Predicting patient mortality risk facilitates early intervention in intensive care unit (ICU) patients at greater risk of disease progression. Collecting 33798 patients from the MIMIC-III database, we developed an integrated network NIMRF (Network Integrating Memory Module and Random Forest) based on the memory module and random forest module to dynamically predict mortality risk in ICU patients. The above-mentioned two sub-modules respectively use LSTM and random forest as the backbone networks.
We do not provide the MIMIC-III data itself. You must acquire the data yourself from https://mimic.physionet.org/. Specifically, download the CSVs. Otherwise, generally we make liberal use of the following packages:
- numpy
- pandas
- LSTM models use Keras.
Here are the required steps to create the model datasets. It assumes that you already have MIMIC-III dataset (lots of CSV files) on the disk.
-
Clone the repo.
git clone git@github.com:wyuexiao/NIMRF.git cd NIMRF/
-
Take MIMIC-III CSVs, generate one directory per
SUBJECT_ID
and write ICU stay information todata/{SUBJECT_ID}/stays.csv
, diagnoses todata/{SUBJECT_ID}/diagnoses.csv
, and events todata/{SUBJECT_ID}/events.csv
.python -m mimic3benchmark.scripts.extract_subjects {PATH TO MIMIC-III CSVs} data/root/
-
Attempt to fix some issues (ICU stay ID is missing) and remove the events that have missing information.
python -m mimic3benchmark.scripts.validate_events data/root/
-
Break up per-subject data into separate episodes (pertaining to ICU stays).
python -m mimic3benchmark.scripts.extract_episodes_from_subjects data/root/
-
Split the whole dataset into training and testing sets.
python -m mimic3benchmark.scripts.split_train_and_test data/root/
-
Generate the dataset which can later be used in NIMRF. These commands are independent, if you are going to work only on one benchmark task, you can run only the corresponding command.

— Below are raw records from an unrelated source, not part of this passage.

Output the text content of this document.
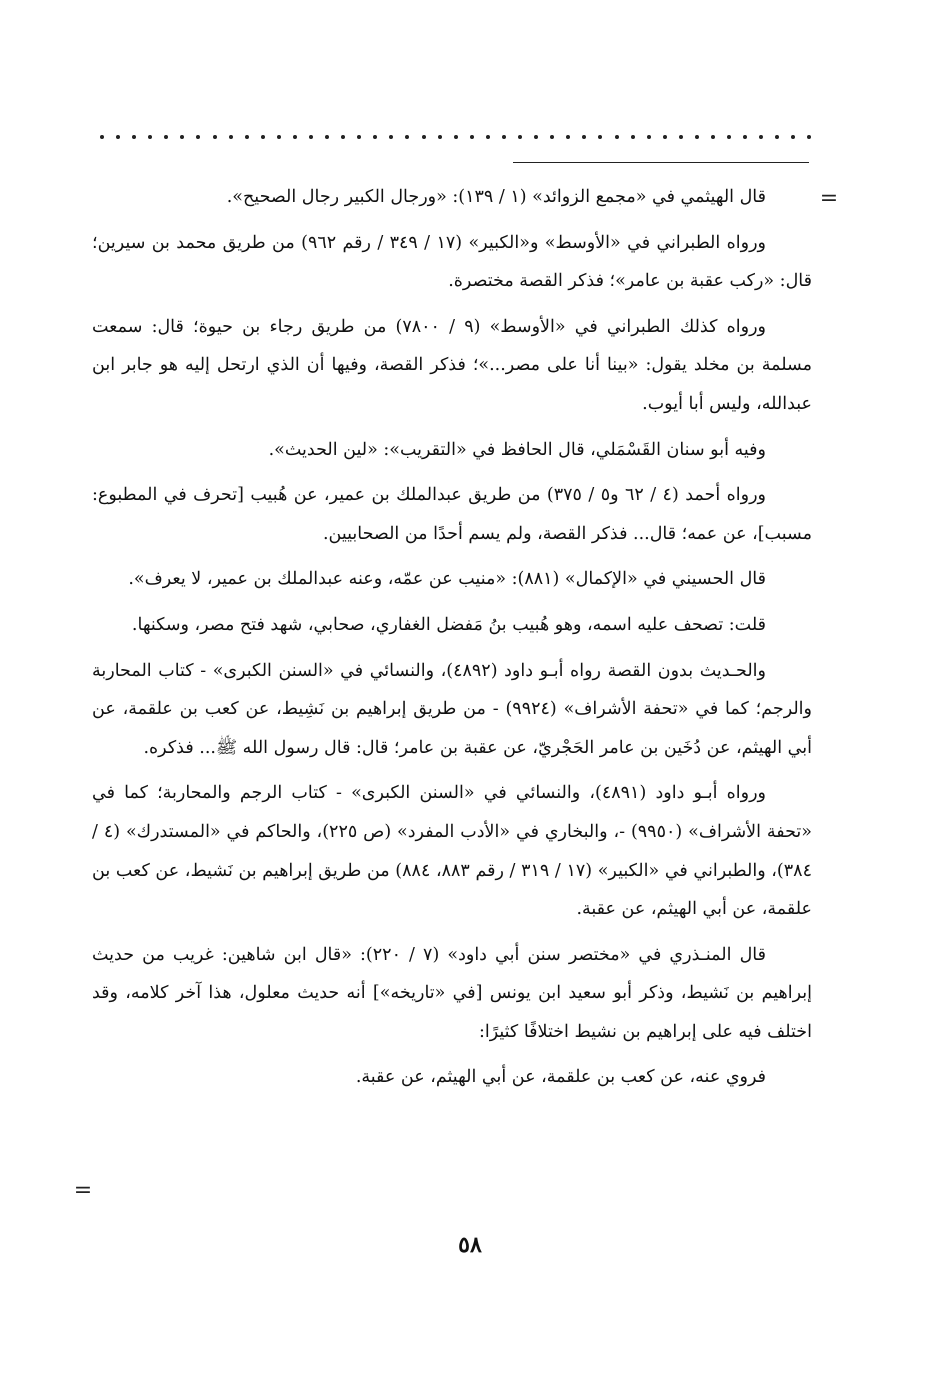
=
=

قال الهيثمي في «مجمع الزوائد» (١ / ١٣٩): «ورجال الكبير رجال الصحيح».

ورواه الطبراني في «الأوسط» و«الكبير» (١٧ / ٣٤٩ / رقم ٩٦٢) من طريق محمد بن سيرين؛ قال: «ركب عقبة بن عامر»؛ فذكر القصة مختصرة.

ورواه كذلك الطبراني في «الأوسط» (٩ / ٧٨٠٠) من طريق رجاء بن حيوة؛ قال: سمعت مسلمة بن مخلد يقول: «بينا أنا على مصر...»؛ فذكر القصة، وفيها أن الذي ارتحل إليه هو جابر ابن عبدالله، وليس أبا أيوب.

وفيه أبو سنان القَسْمَلي، قال الحافظ في «التقريب»: «لين الحديث».

ورواه أحمد (٤ / ٦٢ و٥ / ٣٧٥) من طريق عبدالملك بن عمير، عن هُبيب [تحرف في المطبوع: مسبب]، عن عمه؛ قال... فذكر القصة، ولم يسم أحدًا من الصحابيين.

قال الحسيني في «الإكمال» (٨٨١): «منيب عن عمّه، وعنه عبدالملك بن عمير، لا يعرف».

قلت: تصحف عليه اسمه، وهو هُبيب بنُ مَفضل الغفاري، صحابي، شهد فتح مصر، وسكنها.

والحـديث بدون القصة رواه أبـو داود (٤٨٩٢)، والنسائي في «السنن الكبرى» - كتاب المحاربة والرجم؛ كما في «تحفة الأشراف» (٩٩٢٤) - من طريق إبراهيم بن نَشِيط، عن كعب بن علقمة، عن أبي الهيثم، عن دُخَين بن عامر الحَجْريّ، عن عقبة بن عامر؛ قال: قال رسول الله ﷺ... فذكره.

ورواه أبـو داود (٤٨٩١)، والنسائي في «السنن الكبرى» - كتاب الرجم والمحاربة؛ كما في «تحفة الأشراف» (٩٩٥٠) -، والبخاري في «الأدب المفرد» (ص ٢٢٥)، والحاكم في «المستدرك» (٤ / ٣٨٤)، والطبراني في «الكبير» (١٧ / ٣١٩ / رقم ٨٨٣، ٨٨٤) من طريق إبراهيم بن نَشيط، عن كعب بن علقمة، عن أبي الهيثم، عن عقبة.

قال المنـذري في «مختصر سنن أبي داود» (٧ / ٢٢٠): «قال ابن شاهين: غريب من حديث إبراهيم بن نَشيط، وذكر أبو سعيد ابن يونس [في «تاريخه»] أنه حديث معلول، هذا آخر كلامه، وقد اختلف فيه على إبراهيم بن نشيط اختلافًا كثيرًا:

فروي عنه، عن كعب بن علقمة، عن أبي الهيثم، عن عقبة.

٥٨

Generate the dataset that can be used in the NIMRF model to predict a patient's risk of death within 1 hour:
python -m mimic3benchmark.scripts.create_mortality_somehours data/root/ data/mortality/1h/ 1
Generate the dataset that can be used in the NIMRF model to predict a patient's risk of death within 1~3 hours:
python -m mimic3benchmark.scripts.create_mortality_somehours data/root/ data/mortality/3h/ 3
Generate the dataset that can be used in the NIMRF model to predict a patient's risk of death within 3~6 hours:
python -m mimic3benchmark.scripts.create_mortality_somehours data/root/ data/mortality/6h/ 6
Generate the dataset that can be used in the NIMRF model to predict a patient's risk of death within 6~12 hours:
python -m mimic3benchmark.scripts.create_mortality_somehours data/root/ data/mortality/12h/ 12
Extract validation set from the training set. This step is required for running the models.
python -m mimic3models.split_train_val {dataset-directory}
{dataset-directory}
can be either data/mortality/1h
, data/mortality/3h
, data/mortality/6h
or data/mortality/12h
.
Memory module training:
python -um mimic3models.mortality.main --network mimic3models/keras_models/lstm.py --dim 16 --timestep 1.0 --depth 2 --dropout 0.3 --mode train --batch_size 8 --output_dir mimic3models/mortality
Memory module testing:
python -um mimic3models.mortality.main --network mimic3models/keras_models/lstm.py --dim 16 --timestep 1.0 --depth 2 --dropout 0.3 --mode test --batch_size 1 --normalizer_state mimic3models/mortality/ihm_ts1.0.input_str_previous.start_time_zero.normalizer --load_state {model-directory} --data {test dataset-directory}
Random forest module training:
python -um mimic3models.mortality.train_mortality
Random forest module testing and Interpretation:
python -um mimic3models.mortality.run_mortality
Evaluate model performance (AUC, 95% confidence interval, etc.).
python -um mimic3benchmark.evaluation.evaluateAUC
Please be sure to cite the original MIMIC-III paper.